There is only one polymerase chain reaction (PCR) testing machine in the entire area, purchased by a local NGO. The World Health Organization has not sent any machines to Idlib or the Kurdish-held north-east, and only five to regime-controlled Syria.
A total of 153 ventilators and 148 beds in intensive care units are available for coronavirus patients across Idlib, which aid agencies have warned leaves the area desperately ill-prepared.
Government areas of Syria have reported 372 coronavirus cases and 14 deaths, and the UN has detected six cases and one death in the north-east. Experts have warned for months that the true figures across the country are probably much higher.
“A wider Covid-19 outbreak would see families [in Idlib] who are already fighting for survival – many without clean water or nutritious food – battle this highly infectious disease in overcrowded camps and shelters,” said Sonia Khush, Save the Children’s Syria director.
“Now more than ever, guns need to remain silent, the ceasefire needs to hold and all efforts have to be geared towards the aid and health response.”
Over the course of Syria’s war, Idlib has become the last refuge of opposition fighters and civilians who have fled Assad’s advance.
Rebel infighting has led to the emergence of extremist group Hayat Tahrir al-Sham (HTS) as Idlib’s dominant force. In March, the area was spared from a brutal regime offensive after a ceasefire was brokered by Russia and Turkey, which supports some rebel groups.
The miserable situation in Idlib and the surrounding countryside may be compounded after a UN security council vote on Friday over continuing the delivery of humanitarian aid from two border crossings from Turkey.

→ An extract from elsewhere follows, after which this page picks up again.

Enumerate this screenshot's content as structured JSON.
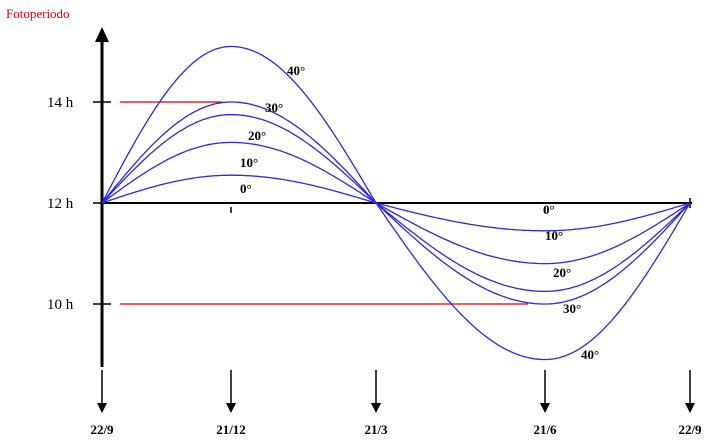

On Thursday Russia introduced a rival draft resolution which would authorise just one border crossing instead of two for the next year, effectively cutting off around 300,000 people trapped by frontlines from receiving UN aid.
Russia and China have repeatedly used their vetoes as permanent members of the security council to stymie aid to areas outside of Assad’s control.
Also on Thursday, the UN counterterrorism chief said his office received information that 700 people have recently died in two overcrowded and disease-ridden camps in north-east Syria that are home to around 70,000 women and children with connections to Islamic State.
Lack of food and medicine and outbreaks of tuberculosis had contributed to the dramatic mortality rates, Vladimir Voronkov said, creating ripe conditions for continued radicalisation.